CARLO DOMENICONI ve KOYUNBABA – ANTİK TAŞOCAĞI

 

CARLO DOMENICONI ve KOYUNBABA – ANTİK TAŞOCAĞI

 

                  

 

 

Carlo Domeniconi, Gümüşlük 10. Uluslararası Klasik Müzik Festivalinin kapanış konserinde, 16.08.2013 gecesi Gümüşlük Koyunbaba’ daki Koyunbaba Türbesinin hemen arkasında bulunan Antik Taşocağında bir konser verecek.  Bodrum’un, Halikarnasos’un, dünyanın yedi harikasından biri olarak bilinen, Karya kralı Mausolos için onun M.Ö. 353 yılında ölümünden sonra eşi ve kardeşi olan kraliçe  Artemisia tarafından yaptırılmış  Mauselion’un  inşaatında kullanılan kimi taşlarının çıkartıldığı bu antik taş ocağı konserin verileceği yer.. Mauselion’un büyük depremde yıkıldıktan sonra taşlarının Saint Jean şövalyelerince yaptırılan Halikarnasos kalesinin inşaatında kullanıldığı bilinmektedir. Ayrıca ocaktan çıkarılan taşların deniz yolu ile taşınarak surların yapımında kullanıldığı da bilinmektedir.  Bu antik taşocağından çıkartılan  bu taşa Bodrum yöresinde”Ot Taşı”  adı verilmektedir. Öte yandan Bodrum Merkezinde bulunan ve 300 yıl önce yapılmış olan Aya Nikola Kilisesinde de ( Kilisenin çanı şu anda Bodrum Müzesindedir) bu ot taşları sıklıkla kullanılmıştır. Şu anda restorasyon çalışmaları sırasında duvarlarda bu taşlara rastlamak mümkündür.

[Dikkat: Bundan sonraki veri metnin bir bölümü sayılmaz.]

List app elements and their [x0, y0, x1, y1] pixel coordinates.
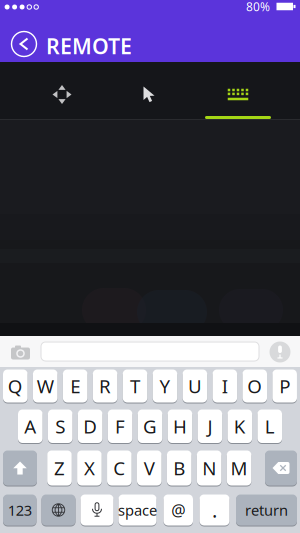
button[interactable]: space: [118, 494, 156, 526]
staticText: @: [171, 499, 185, 521]
button[interactable]: L: [257, 409, 282, 444]
button[interactable]: J: [198, 409, 222, 444]
button[interactable]: X: [77, 450, 102, 486]
button[interactable]: F: [108, 409, 132, 444]
staticText: return: [245, 500, 288, 520]
staticText: .: [212, 497, 217, 523]
button[interactable]: N: [197, 450, 222, 486]
button[interactable]: T: [123, 369, 147, 403]
staticText: I: [222, 374, 228, 398]
staticText: P: [279, 374, 290, 398]
staticText: F: [115, 414, 125, 439]
button[interactable]: H: [168, 409, 192, 444]
button[interactable]: R: [93, 369, 117, 403]
button[interactable]: S: [48, 409, 72, 444]
button[interactable]: [194, 72, 282, 118]
button[interactable]: [3, 450, 37, 486]
button[interactable]: V: [137, 450, 162, 486]
staticText: K: [234, 414, 246, 439]
button[interactable]: [106, 72, 194, 118]
button[interactable]: K: [228, 409, 252, 444]
button[interactable]: [265, 450, 297, 486]
staticText: R: [99, 374, 111, 398]
staticText: REMOTE: [46, 32, 132, 60]
button[interactable]: M: [227, 450, 251, 486]
staticText: L: [265, 414, 275, 439]
button[interactable]: W: [33, 369, 58, 403]
button[interactable]: [6, 340, 36, 366]
staticText: D: [83, 414, 97, 439]
staticText: H: [173, 414, 187, 439]
button[interactable]: D: [78, 409, 102, 444]
button[interactable]: Q: [3, 369, 28, 403]
button[interactable]: P: [272, 369, 297, 403]
button[interactable]: [268, 340, 292, 364]
staticText: A: [24, 414, 36, 439]
staticText: X: [84, 456, 95, 480]
staticText: 80%: [246, 0, 270, 14]
staticText: M: [231, 456, 248, 480]
staticText: O: [247, 374, 262, 398]
button[interactable]: 123: [3, 494, 36, 526]
staticText: space: [118, 500, 157, 520]
button[interactable]: G: [138, 409, 162, 444]
button[interactable]: Y: [153, 369, 177, 403]
staticText: Y: [160, 374, 170, 398]
button[interactable]: I: [212, 369, 237, 403]
staticText: J: [207, 414, 212, 439]
button[interactable]: [10, 30, 38, 58]
button[interactable]: A: [18, 409, 43, 444]
button[interactable]: [80, 494, 114, 526]
button[interactable]: O: [242, 369, 267, 403]
button[interactable]: @: [164, 494, 193, 526]
button[interactable]: return: [236, 494, 297, 526]
staticText: S: [55, 414, 65, 439]
button[interactable]: C: [107, 450, 132, 486]
staticText: U: [188, 374, 202, 398]
staticText: T: [130, 374, 140, 398]
staticText: E: [70, 374, 80, 398]
staticText: V: [144, 456, 155, 480]
button[interactable]: B: [167, 450, 192, 486]
staticText: G: [143, 414, 157, 439]
button[interactable]: [18, 72, 106, 118]
staticText: C: [113, 456, 125, 480]
staticText: Z: [54, 456, 65, 480]
button[interactable]: U: [183, 369, 207, 403]
button[interactable]: .: [200, 494, 230, 526]
button[interactable]: [41, 342, 259, 361]
staticText: B: [173, 456, 185, 480]
button[interactable]: Z: [47, 450, 72, 486]
staticText: 123: [8, 500, 32, 520]
staticText: N: [202, 456, 216, 480]
staticText: W: [37, 374, 54, 398]
staticText: Q: [8, 374, 23, 398]
button[interactable]: E: [63, 369, 88, 403]
button[interactable]: [42, 494, 76, 526]
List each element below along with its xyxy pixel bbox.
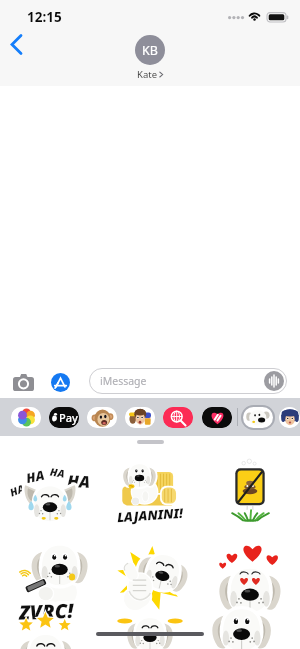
button[interactable]: Digital Touch xyxy=(202,407,232,428)
button[interactable]: Sticker 8 xyxy=(100,625,200,649)
button[interactable]: Sticker 6 xyxy=(200,537,300,625)
staticText: iMessage xyxy=(100,374,147,388)
button[interactable]: Animoji xyxy=(87,407,117,428)
button[interactable]: KB xyxy=(135,35,165,81)
button[interactable]: Sticker 9 xyxy=(200,625,300,649)
button[interactable]: Record audio message xyxy=(264,371,284,391)
staticText: Pay xyxy=(59,410,78,425)
staticText: 12:15 xyxy=(27,8,62,26)
button[interactable]: App Store xyxy=(50,372,70,392)
button[interactable]: iMessage xyxy=(89,368,287,394)
staticText: KB xyxy=(142,42,158,59)
button[interactable]: Back xyxy=(2,29,32,59)
staticText: Kate xyxy=(137,68,157,81)
button[interactable]: Memoji xyxy=(125,407,155,428)
button[interactable]: Dog stickers xyxy=(243,407,273,428)
button[interactable]: Memoji stickers xyxy=(279,407,300,428)
button[interactable]: Photos xyxy=(11,407,41,428)
button[interactable]: GIF search xyxy=(163,407,193,428)
button[interactable]: Camera xyxy=(11,371,35,393)
button[interactable]: Sticker 4 xyxy=(0,537,100,625)
button[interactable]: Sticker 7 xyxy=(0,625,100,649)
button[interactable]: Sticker 1 xyxy=(0,449,100,537)
button[interactable]: Sticker 3 xyxy=(200,449,300,537)
button[interactable]: Sticker 2 xyxy=(100,449,200,537)
button[interactable]: Apple Pay xyxy=(49,407,79,428)
button[interactable]: Sticker 5 xyxy=(100,537,200,625)
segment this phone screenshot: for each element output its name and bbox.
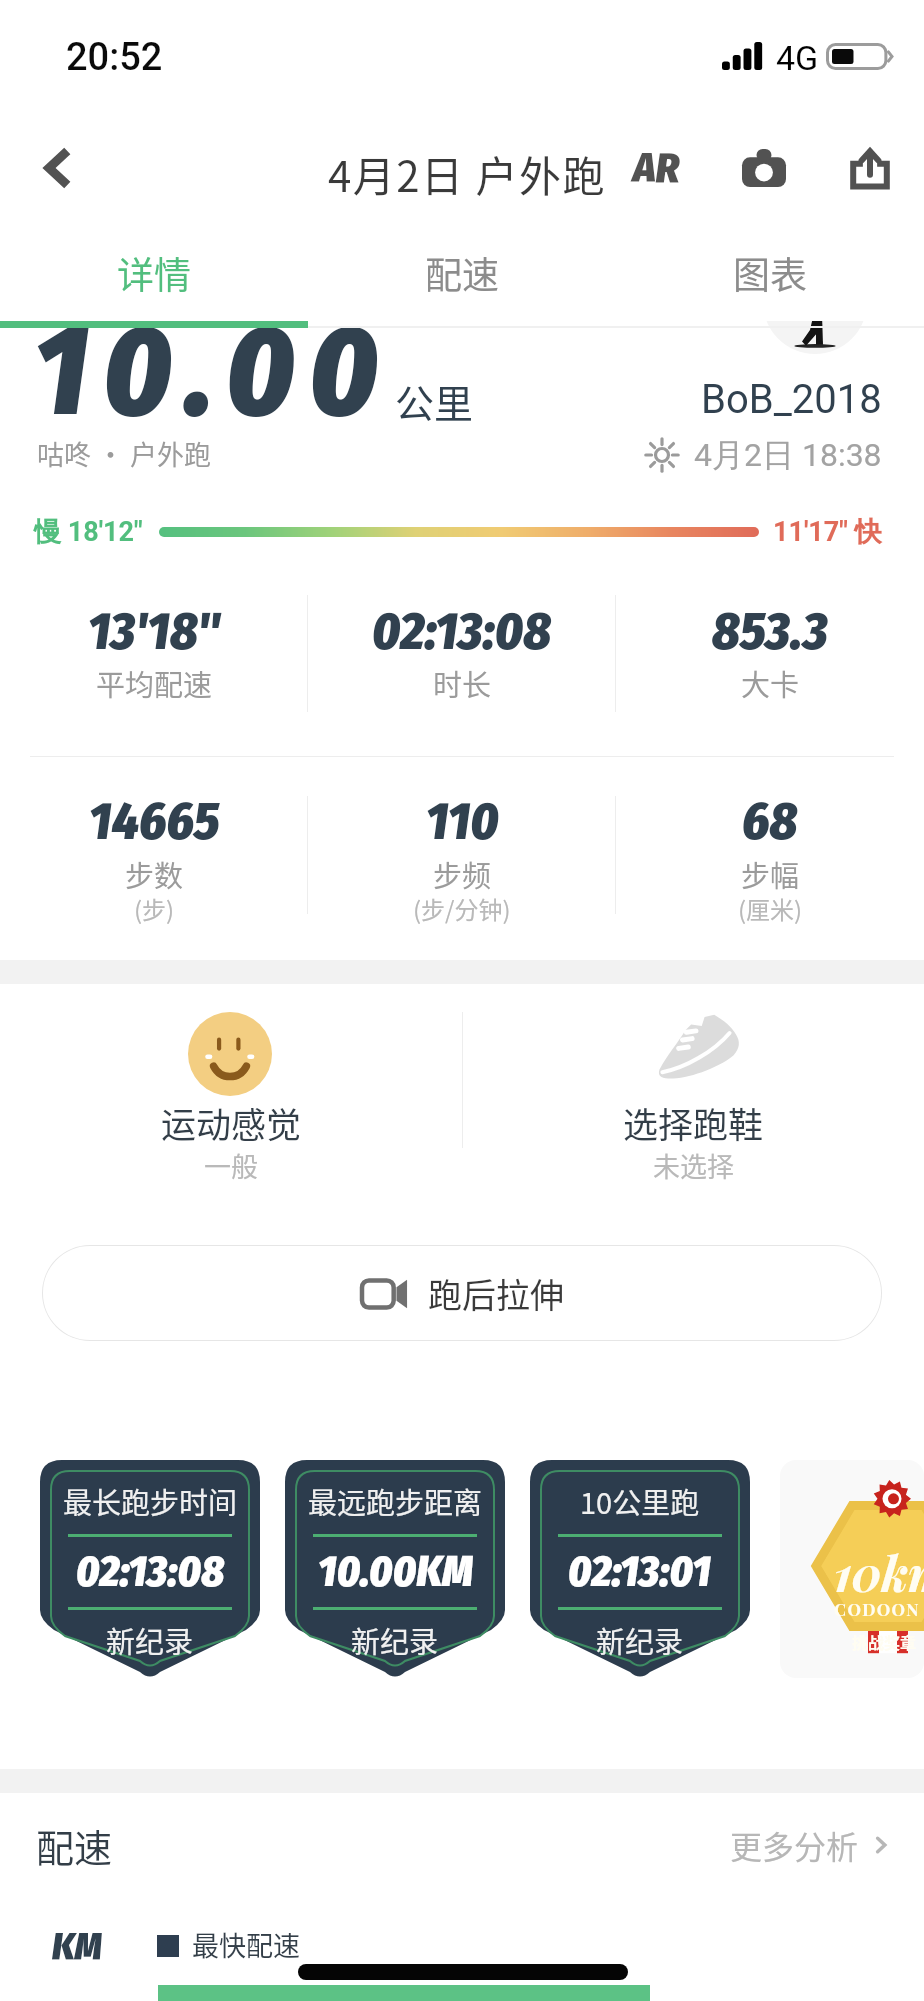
staticText: 新纪录: [596, 1619, 684, 1661]
staticText: 跑后拉伸: [428, 1269, 564, 1318]
button[interactable]: Share: [826, 126, 914, 210]
staticText: 选择跑鞋: [623, 1097, 764, 1148]
staticText: 步频: [433, 853, 492, 895]
staticText: 公里: [395, 373, 474, 429]
button[interactable]: 详情: [0, 224, 308, 321]
staticText: 时长: [433, 662, 492, 704]
button[interactable]: AR mode: [612, 126, 700, 210]
button[interactable]: 110: [308, 788, 616, 940]
button[interactable]: 图表: [616, 224, 924, 321]
staticText: 最远跑步距离: [308, 1480, 483, 1522]
staticText: 未选择: [653, 1146, 734, 1185]
staticText: 110: [426, 790, 499, 852]
button[interactable]: 02:13:08: [308, 598, 616, 711]
staticText: AR: [633, 143, 680, 193]
staticText: 4月2日 户外跑: [328, 143, 607, 204]
staticText: 14665: [89, 790, 220, 852]
staticText: 10km: [834, 1540, 924, 1604]
button[interactable]: 10km: [780, 1460, 924, 1678]
staticText: BoB_2018: [701, 376, 882, 423]
button[interactable]: 配速: [18, 1807, 278, 1883]
staticText: 4月2日 18:38: [694, 435, 882, 475]
staticText: 10公里跑: [580, 1480, 700, 1522]
staticText: 11'17" 快: [773, 515, 882, 549]
staticText: 853.3: [712, 600, 828, 662]
staticText: (厘米): [738, 891, 803, 926]
staticText: 02:13:08: [372, 600, 552, 662]
button[interactable]: 853.3: [616, 598, 924, 711]
staticText: 最长跑步时间: [63, 1480, 238, 1522]
staticText: 运动感觉: [161, 1097, 302, 1148]
button[interactable]: 跑后拉伸: [42, 1245, 882, 1341]
staticText: CODOON SPORT: [834, 1598, 924, 1621]
staticText: 配速: [425, 246, 499, 300]
staticText: (步): [134, 891, 175, 926]
button[interactable]: 10公里跑: [530, 1460, 750, 1678]
staticText: 68: [742, 790, 798, 852]
staticText: 图表: [733, 246, 807, 300]
staticText: 02:13:01: [568, 1546, 712, 1598]
staticText: 配速: [36, 1818, 113, 1873]
staticText: 10.00: [34, 296, 393, 447]
button[interactable]: 14665: [0, 788, 308, 940]
button[interactable]: 最远跑步距离: [285, 1460, 505, 1678]
staticText: 10.00KM: [318, 1546, 473, 1598]
staticText: 更多分析: [730, 1822, 859, 1868]
staticText: 4G: [776, 38, 819, 78]
staticText: 咕咚 · 户外跑: [37, 434, 212, 473]
staticText: 02:13:08: [76, 1546, 225, 1598]
button[interactable]: 更多分析: [730, 1813, 893, 1877]
staticText: 步幅: [741, 853, 800, 895]
staticText: 一般: [204, 1146, 258, 1185]
staticText: 最快配速: [192, 1925, 300, 1964]
staticText: 20:52: [66, 35, 163, 80]
staticText: 平均配速: [96, 662, 213, 704]
button[interactable]: 运动感觉: [0, 990, 462, 1190]
staticText: 步数: [125, 853, 184, 895]
staticText: 新纪录: [351, 1619, 439, 1661]
button[interactable]: 选择跑鞋: [462, 990, 924, 1190]
staticText: (步/分钟): [413, 891, 511, 926]
staticText: 13'18": [88, 600, 221, 662]
staticText: 慢 18'12": [34, 515, 143, 549]
staticText: 大卡: [741, 662, 800, 704]
button[interactable]: 最长跑步时间: [40, 1460, 260, 1678]
button[interactable]: 68: [616, 788, 924, 940]
button[interactable]: Back: [10, 122, 102, 214]
staticText: 新纪录: [106, 1619, 194, 1661]
button[interactable]: 13'18": [0, 598, 308, 711]
button[interactable]: Camera: [720, 126, 808, 210]
staticText: 详情: [117, 246, 191, 300]
staticText: KM: [52, 1923, 102, 1969]
button[interactable]: 配速: [308, 224, 616, 321]
staticText: 挑战奖章: [852, 1630, 917, 1653]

 Bu yıl festival için özel olarak düzenlenen bu yer doğanın içinde, büyüleyici güzellikte.. Ayın ışığı altında, 2400 yıl öncesinde Leleg’lerin ve daha sonra da Karya’lıların kestiği taşların ve aralarında boy atan sarıölmez otlarının üzerinden kayıp giden kertenkele, ağustos böceklerinin, çekirgelerin  zaman zaman müziğe eşlik eden sesleri müzikseverleri apayrı dünyalara götürüyor.

 

Konserin adı ve konusu “Koyunbaba Konçertosu”. Carlo bu konser için Gümüşlük ‘e geldi. Gümüşlük Müzik Akademisinin konuğu olan Carlo konser öncesi gitarseverlerle, müzisyenlerle ve öğrencilerle masterclass çalışmaları yaptı.  Carlo ile bu çalışmalar esnasında görüştük. Türkiye’den ayrıldıktan sonra hayli uzun bir zaman geçmesine karşın dilimizi şaşırtıcı derecede güzel ve akıcı konuşuyor. Yaptığı espriler, latifeler zaman zaman bizim Karadenizli Temel ile Dursun’u anımsatıyor. Konuşurken ince, ironik ve alegorik anlatımları ile sizi sarıp sarmalıyor. Siz onun artık bir yabancı değil bizden biri olduğunu biliyorsunuz. Batılı bir kimse olmasına karşın burada kendisini hiç yabancı gibi hissetmediğini, bu coğrafyanın herkesi kendisine çeken ve birleştiren bir yapısı olduğunu söylüyor.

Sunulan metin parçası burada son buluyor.